Welcome back to Fury of da Beast, the 40K cooperative play supplement where you and your friends battle against the Ork hordes. Last time we ended with one mission available for each of the campaign phases, meaning you can now play through the whole Ork invasion from start to finish. This week that story can get a lot more varied, since another three missions have been added to the roster. As the fourth Beast post, today’s entry also marks the halfway point of the project.
Accessing the Rules
You can access the rules here, or by clicking on the choppa below. The rest of this post covers what’s been added, how you can get involved, and what’s coming down the road.
The New Missions
As with Fury of the Swarm, each mission in Fury of da Beast endeavours to give you and your comrades a unique tactical challenge, designed to evoke the different narratives that emerge from Ork invasions.
Repel Boarders
This Rokfall mission is very much here to enable you to play entry-level Boarding Action mission Access Junction Primus against loads of Orks. I really want to write a Boarding Action mission with more narrative bells and whistles, and a different layout, possibly also with blackjack, and well-compensated adults of negotiable affection. I was tempted to do so instead of redoing this mission from Fury of the Swarm, but when one is trying to write an entire 40K supplement, one has to make some difficult decisions due to time constraints. I’d definitely like to revisit this idea after the completion of Version 1.
Resupply Run
Another testament to my optimism in thinking I could just port missions from Swarm, Resupply Run has had to be completely reworked to accommodate Orks. It’s a classic narrative format: you have to escort a convoy of desperately-needed supply trucks, and you get ambushed by Orks. What I love about this mission is that this is an iconic scene that you just don’t see play out in the average 40K game. You can use any vehicle to represent a supply truck, but luckily for me, my friend Tom had some 3D prints that look right at home in the 40K setting. I also think most factions’ standard transports tend to work well for this; Rhinos, Tauroxes, Chimeras, Devilfish… all good stuff, though ironically none are as perfect as the iconic Ork Trukk. Hey, there’s no reason you can’t play Fury of da Beast as an Ork civil war…
Cut Off the Head
The missions in Beast are a lot more self-contained than the mission briefs you get in a standard official mission pack. While this does create a fair bit of repetition compared to the official mission pack format, it does give me a lot more levers to pull and stops you having to refer back to previous sections.

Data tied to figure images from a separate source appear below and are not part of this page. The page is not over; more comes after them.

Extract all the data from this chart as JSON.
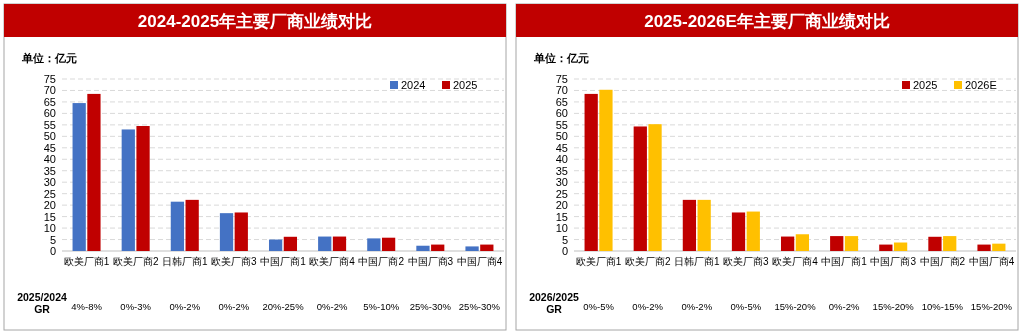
{
  "chart_data": [
    {
      "type": "bar",
      "title": "2024-2025年主要厂商业绩对比",
      "ylabel": "单位：亿元",
      "categories": [
        "欧美厂商1",
        "欧美厂商2",
        "日韩厂商1",
        "欧美厂商3",
        "中国厂商1",
        "欧美厂商4",
        "中国厂商2",
        "中国厂商3",
        "中国厂商4"
      ],
      "series": [
        {
          "name": "2024",
          "color": "#4472c4",
          "values": [
            64.5,
            53,
            21.5,
            16.5,
            5,
            6.3,
            5.5,
            2.3,
            2
          ]
        },
        {
          "name": "2025",
          "color": "#c00000",
          "values": [
            68.5,
            54.5,
            22.3,
            16.8,
            6.2,
            6.3,
            5.8,
            2.8,
            2.8
          ]
        }
      ],
      "ylim": [
        0,
        75
      ],
      "yticks": [
        0,
        5,
        10,
        15,
        20,
        25,
        30,
        35,
        40,
        45,
        50,
        55,
        60,
        65,
        70,
        75
      ],
      "grid": "y",
      "legend": "top right",
      "annotations": [
        "2025/2024 GR",
        "4%-8%",
        "0%-3%",
        "0%-2%",
        "0%-2%",
        "20%-25%",
        "0%-2%",
        "5%-10%",
        "25%-30%",
        "25%-30%"
      ]
    },
    {
      "type": "bar",
      "title": "2025-2026E年主要厂商业绩对比",
      "ylabel": "单位：亿元",
      "categories": [
        "欧美厂商1",
        "欧美厂商2",
        "日韩厂商1",
        "欧美厂商3",
        "欧美厂商4",
        "中国厂商1",
        "中国厂商3",
        "中国厂商2",
        "中国厂商4"
      ],
      "series": [
        {
          "name": "2025",
          "color": "#c00000",
          "values": [
            68.5,
            54.3,
            22.3,
            16.8,
            6.3,
            6.5,
            2.8,
            6.2,
            2.8
          ]
        },
        {
          "name": "2026E",
          "color": "#ffc000",
          "values": [
            70.3,
            55.3,
            22.3,
            17.2,
            7.3,
            6.5,
            3.7,
            6.5,
            3.2
          ]
        }
      ],
      "ylim": [
        0,
        75
      ],
      "yticks": [
        0,
        5,
        10,
        15,
        20,
        25,
        30,
        35,
        40,
        45,
        50,
        55,
        60,
        65,
        70,
        75
      ],
      "grid": "y",
      "legend": "top right",
      "annotations": [
        "2026/2025 GR",
        "0%-5%",
        "0%-2%",
        "0%-2%",
        "0%-5%",
        "15%-20%",
        "0%-2%",
        "15%-20%",
        "10%-15%",
        "15%-20%"
      ]
    }
  ]
}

It also means that stupidly specific missions like this one can be attempted.
I will be very, very curious to hear from people who try this mission. There’s a lot going on, and a bunch of things I left on the cutting room floor. Is it too complex? You be the judge.
Anyway, preamble aside: Cut off the Head is an assassination mission. You have to quietly take out the sentries, and can even take out whole units of drunken sleeping boyz if you’re really lucky, but ultimately you’ll need to both butcher the Orks’ Warlord and then extract at least half your army to win. The extraction is in many ways the main challenge of this mission, although if you raise the alarm before you’re ready to launch your strike on the Warlord then it’s going to be a spicy old time.
Rule Changes in this Version
None yet! It’s just as it was in version 0.1.
The Roadmap
Note that for the first time, the remaining roadmap now shows all the upcoming mission names.
March 18th: More Missions
New missions The Straggler (Evacuation); Sabotage (Fulcrum)
April 1st: Design Commentary
How it’s going, and how to write army lists for FotB
April 15th: More Missions
New missions Hold the Line (Fulcrum, can also be played during Rokfall and Evacuation); The Hunt for Red Orktober (Fulcrum)
April 29th: Version One Complete
Nemesis system, PDF of the rules. Version One complete.
Fury of da Beast So Far: Feedback Concerns
As planned, the lead time I’d created with all my preparatory work has largely been used up. I’ve tested one of the two missions due on the 18th this month, meaning I have three missions left to write/rewrite and test, alongside the Nemesis system, which is an idea nakedly lifted from Shadow of Mordor: it will let you procedurally generate Ork characters, who can get more potent after each encounter with you. It’s a fun extra feature I’d like to add in, since it didn’t suit the Tyranids so much, and injects more personality into your enemy.
While I think the development itself is going fine, there’s a problem: I’m getting a fraction of the feedback I received for Fury of the Swarm. While the traffic has been significant, at least for the release post, it’s not clear to me how many people are playing it since people aren’t filling out battle report forms or emailing contact@goonhammer.com.
There’s a few factors that could be at play; lots of people were sitting on surplus Tyranids at the outset of 10th edition, and cooperative play offered an obvious outlet for that. It’s also possible that people who collect Orks are more interested in playing as them than against them, although that’s not been a hurdle for either myself our my group’s other resident Ork player. It could also be that people dislike the rules, but no-one’s said so. It could also be that people are playing it, not finding any real issues, and therefore not feeling the need to get in touch. It could be that I am squawking into the void to no avail. In the absence of any feedback, I can only push ahead with the project as designed and trust to my instincts.